“Agriculture in Boundary County,” panel 2 displays a General Soils Map that color codes soil associations throughout the County, and is used to compare and define differences of farmable lands in Boundary County. “The Nile of the North,” as the Kootenai River Valley has been called, and “God’s Country,” a reference to the Bench Lands is compared in terms of soil fertility, early farming and current farming practices.
The valley soils are rich due to the annual flooding that occurred before the drainage ditches and the Libby Dam were in place. As the flood waters receded, wild grass was cut for hay, however some of the early crops like timothy and clover were often severely damaged by standing water. Livestock were grazed on Valley Land as cattle ranches and dairy farms began to appear. Orchards were planted on the valley slopes. Today dikes and drainage ditches protect the grains as well as other specialty crops grown in The Valley.

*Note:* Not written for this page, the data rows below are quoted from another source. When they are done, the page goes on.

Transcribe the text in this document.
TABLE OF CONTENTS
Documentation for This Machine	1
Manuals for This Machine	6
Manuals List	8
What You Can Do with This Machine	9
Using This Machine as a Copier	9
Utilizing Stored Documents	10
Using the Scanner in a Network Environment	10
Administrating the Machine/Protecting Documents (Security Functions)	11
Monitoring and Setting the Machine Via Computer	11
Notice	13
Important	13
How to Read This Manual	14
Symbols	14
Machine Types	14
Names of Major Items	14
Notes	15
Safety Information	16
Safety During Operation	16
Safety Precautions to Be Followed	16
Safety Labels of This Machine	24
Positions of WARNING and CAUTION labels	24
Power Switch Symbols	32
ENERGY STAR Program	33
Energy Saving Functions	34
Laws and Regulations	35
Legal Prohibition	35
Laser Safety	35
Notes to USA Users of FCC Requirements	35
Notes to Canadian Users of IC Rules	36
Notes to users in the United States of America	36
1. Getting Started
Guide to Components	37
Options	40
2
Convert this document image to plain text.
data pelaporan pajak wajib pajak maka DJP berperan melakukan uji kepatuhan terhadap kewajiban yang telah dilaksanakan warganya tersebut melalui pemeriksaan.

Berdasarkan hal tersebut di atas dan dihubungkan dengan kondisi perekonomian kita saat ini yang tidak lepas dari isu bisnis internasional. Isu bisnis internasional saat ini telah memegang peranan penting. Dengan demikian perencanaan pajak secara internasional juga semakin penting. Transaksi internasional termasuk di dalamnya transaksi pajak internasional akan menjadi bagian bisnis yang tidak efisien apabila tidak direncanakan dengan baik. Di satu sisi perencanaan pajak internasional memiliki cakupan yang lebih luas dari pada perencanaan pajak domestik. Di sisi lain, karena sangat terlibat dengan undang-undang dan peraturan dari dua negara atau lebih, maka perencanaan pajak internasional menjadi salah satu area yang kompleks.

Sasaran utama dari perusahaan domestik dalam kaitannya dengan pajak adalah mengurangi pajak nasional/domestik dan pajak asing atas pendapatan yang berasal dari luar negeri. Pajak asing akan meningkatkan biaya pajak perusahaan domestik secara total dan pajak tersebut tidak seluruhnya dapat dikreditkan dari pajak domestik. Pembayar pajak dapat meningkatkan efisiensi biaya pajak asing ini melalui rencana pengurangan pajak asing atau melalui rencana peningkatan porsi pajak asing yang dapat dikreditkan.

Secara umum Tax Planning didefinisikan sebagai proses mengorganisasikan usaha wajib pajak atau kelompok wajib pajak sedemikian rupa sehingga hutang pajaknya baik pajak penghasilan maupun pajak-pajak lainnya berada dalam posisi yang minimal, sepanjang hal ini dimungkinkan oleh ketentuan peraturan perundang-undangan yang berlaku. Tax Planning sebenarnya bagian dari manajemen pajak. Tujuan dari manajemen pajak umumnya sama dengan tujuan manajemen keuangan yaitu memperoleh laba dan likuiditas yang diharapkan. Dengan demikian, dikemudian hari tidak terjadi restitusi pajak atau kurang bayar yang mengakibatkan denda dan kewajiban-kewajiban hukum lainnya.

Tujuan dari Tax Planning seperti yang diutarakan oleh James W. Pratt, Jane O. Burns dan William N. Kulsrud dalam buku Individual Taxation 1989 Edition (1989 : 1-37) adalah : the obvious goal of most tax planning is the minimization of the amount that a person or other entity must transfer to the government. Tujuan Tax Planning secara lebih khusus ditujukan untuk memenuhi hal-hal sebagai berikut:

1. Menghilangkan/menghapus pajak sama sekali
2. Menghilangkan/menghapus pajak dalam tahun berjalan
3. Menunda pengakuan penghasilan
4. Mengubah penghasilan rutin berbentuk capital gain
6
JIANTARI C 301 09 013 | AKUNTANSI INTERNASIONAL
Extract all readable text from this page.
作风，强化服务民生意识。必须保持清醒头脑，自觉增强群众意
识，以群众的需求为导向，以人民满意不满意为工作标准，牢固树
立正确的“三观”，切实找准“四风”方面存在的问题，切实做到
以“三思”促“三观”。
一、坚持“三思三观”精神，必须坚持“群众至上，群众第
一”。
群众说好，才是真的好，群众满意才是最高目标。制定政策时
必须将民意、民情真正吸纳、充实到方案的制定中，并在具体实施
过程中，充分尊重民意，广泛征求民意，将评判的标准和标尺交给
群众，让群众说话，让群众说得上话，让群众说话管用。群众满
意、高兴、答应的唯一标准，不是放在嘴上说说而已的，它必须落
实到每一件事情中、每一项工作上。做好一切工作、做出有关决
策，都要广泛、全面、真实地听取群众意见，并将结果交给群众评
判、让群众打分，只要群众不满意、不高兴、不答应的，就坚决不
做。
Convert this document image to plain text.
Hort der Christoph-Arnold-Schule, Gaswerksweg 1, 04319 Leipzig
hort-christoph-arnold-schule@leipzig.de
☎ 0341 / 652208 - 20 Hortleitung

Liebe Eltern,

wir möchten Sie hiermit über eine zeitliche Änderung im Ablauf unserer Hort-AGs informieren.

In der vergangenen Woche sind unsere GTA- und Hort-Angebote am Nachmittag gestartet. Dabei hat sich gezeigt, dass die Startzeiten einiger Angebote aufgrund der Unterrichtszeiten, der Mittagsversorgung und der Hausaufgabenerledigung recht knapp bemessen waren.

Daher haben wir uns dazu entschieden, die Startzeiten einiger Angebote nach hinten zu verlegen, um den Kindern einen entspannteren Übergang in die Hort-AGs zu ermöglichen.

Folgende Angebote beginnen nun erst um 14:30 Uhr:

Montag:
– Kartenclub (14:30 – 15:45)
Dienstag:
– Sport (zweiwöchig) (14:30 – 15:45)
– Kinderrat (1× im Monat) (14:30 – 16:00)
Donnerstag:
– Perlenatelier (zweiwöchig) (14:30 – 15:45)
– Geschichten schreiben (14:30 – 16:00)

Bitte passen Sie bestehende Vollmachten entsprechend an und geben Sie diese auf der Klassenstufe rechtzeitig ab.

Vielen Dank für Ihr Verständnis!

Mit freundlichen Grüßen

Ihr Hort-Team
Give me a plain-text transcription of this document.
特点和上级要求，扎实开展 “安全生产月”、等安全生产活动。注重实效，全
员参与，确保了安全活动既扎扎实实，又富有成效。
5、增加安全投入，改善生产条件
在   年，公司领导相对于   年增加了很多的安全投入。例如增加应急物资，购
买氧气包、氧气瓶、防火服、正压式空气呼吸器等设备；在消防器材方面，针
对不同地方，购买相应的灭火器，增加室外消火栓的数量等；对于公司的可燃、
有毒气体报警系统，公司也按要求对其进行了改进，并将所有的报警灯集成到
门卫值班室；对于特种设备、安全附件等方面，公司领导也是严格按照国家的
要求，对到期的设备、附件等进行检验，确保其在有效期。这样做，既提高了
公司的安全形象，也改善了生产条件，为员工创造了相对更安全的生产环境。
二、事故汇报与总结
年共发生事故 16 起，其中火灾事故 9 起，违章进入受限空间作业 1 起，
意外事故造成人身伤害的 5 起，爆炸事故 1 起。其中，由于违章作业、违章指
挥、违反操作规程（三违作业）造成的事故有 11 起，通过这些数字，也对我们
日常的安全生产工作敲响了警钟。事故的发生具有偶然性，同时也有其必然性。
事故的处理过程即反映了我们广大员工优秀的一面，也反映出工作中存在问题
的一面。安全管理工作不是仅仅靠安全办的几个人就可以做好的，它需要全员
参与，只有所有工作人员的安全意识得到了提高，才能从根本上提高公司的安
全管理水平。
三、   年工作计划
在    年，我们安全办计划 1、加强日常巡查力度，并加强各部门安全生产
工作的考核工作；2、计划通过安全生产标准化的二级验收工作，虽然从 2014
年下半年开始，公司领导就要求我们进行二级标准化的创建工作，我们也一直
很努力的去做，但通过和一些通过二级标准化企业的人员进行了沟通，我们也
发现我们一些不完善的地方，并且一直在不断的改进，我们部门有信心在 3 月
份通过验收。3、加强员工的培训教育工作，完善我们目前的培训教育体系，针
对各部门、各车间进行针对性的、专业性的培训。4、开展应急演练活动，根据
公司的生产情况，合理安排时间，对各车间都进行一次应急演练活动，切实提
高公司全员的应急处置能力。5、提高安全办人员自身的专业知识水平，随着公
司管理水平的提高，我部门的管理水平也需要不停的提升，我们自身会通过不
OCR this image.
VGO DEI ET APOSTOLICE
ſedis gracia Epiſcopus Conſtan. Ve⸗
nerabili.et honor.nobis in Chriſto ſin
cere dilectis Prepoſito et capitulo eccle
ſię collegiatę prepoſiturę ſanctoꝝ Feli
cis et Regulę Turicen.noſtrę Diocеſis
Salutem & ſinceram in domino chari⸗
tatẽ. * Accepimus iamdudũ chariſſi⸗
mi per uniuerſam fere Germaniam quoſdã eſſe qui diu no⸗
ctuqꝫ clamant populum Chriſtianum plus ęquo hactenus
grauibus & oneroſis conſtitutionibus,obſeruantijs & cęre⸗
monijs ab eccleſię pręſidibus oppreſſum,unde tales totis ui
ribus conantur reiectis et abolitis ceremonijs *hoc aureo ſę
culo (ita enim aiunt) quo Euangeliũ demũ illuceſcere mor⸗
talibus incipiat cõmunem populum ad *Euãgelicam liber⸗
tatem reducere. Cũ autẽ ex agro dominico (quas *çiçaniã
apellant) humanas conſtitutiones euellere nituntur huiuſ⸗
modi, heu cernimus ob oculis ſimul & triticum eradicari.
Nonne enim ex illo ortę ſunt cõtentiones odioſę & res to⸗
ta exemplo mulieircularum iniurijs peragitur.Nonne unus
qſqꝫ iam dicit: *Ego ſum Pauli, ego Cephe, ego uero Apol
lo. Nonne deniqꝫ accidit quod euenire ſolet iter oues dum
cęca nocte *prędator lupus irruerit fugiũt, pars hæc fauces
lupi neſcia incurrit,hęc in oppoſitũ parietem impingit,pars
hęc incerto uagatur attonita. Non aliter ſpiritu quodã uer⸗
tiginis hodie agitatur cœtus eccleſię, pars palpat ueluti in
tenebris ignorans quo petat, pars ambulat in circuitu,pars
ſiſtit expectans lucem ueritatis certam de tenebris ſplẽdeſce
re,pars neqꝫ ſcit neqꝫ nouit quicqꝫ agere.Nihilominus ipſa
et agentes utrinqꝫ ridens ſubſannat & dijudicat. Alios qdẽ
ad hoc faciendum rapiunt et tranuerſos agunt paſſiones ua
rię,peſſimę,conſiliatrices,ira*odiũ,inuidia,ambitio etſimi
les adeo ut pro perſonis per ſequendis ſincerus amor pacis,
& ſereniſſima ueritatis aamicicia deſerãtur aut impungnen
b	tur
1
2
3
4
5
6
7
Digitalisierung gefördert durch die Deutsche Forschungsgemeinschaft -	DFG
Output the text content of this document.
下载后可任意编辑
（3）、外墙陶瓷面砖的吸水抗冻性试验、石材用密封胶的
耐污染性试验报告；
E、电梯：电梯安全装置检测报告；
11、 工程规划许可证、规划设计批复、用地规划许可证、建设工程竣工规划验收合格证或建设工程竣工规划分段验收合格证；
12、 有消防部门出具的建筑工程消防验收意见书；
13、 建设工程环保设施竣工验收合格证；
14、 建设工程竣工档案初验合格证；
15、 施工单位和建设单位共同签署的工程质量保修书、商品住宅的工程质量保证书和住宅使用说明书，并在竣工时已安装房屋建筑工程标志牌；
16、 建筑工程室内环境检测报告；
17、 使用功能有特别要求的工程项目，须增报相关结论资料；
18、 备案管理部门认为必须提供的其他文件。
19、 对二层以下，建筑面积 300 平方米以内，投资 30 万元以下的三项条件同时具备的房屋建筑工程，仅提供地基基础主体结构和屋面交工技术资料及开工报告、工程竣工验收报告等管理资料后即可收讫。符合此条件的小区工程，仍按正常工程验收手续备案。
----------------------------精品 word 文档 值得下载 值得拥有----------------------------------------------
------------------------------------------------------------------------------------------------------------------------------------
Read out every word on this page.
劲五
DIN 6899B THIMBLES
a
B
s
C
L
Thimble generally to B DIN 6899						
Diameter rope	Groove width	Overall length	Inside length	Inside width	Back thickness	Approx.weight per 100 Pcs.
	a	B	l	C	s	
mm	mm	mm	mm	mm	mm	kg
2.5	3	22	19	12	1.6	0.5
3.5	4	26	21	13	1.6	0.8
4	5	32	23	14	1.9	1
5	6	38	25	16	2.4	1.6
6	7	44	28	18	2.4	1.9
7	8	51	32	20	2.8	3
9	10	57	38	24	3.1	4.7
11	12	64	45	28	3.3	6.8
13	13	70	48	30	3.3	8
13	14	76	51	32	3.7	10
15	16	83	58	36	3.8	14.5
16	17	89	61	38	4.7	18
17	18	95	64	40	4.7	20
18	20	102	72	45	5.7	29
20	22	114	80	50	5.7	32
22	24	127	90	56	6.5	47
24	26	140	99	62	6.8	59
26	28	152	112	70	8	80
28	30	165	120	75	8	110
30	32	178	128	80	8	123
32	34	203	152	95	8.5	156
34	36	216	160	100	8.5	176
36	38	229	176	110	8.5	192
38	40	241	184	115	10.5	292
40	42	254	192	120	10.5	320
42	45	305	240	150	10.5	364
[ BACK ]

The bench land, “God’s Country,” is made up of soil which was less productive and moisture deficient, not having the advantage of fertility from the annual flooding. Logging created what was known as cutover lands that became suitable for livestock pasture and dairy farming. “Stump Ranches,” as these cutover farms were called can still be seen in some areas. Today alfalfa, small grains, and nursery trees as well as some other specialty crops are grown on “The Bench.” The panel also displays photos illustrating the comparison of the land as well as some of the farming past and present.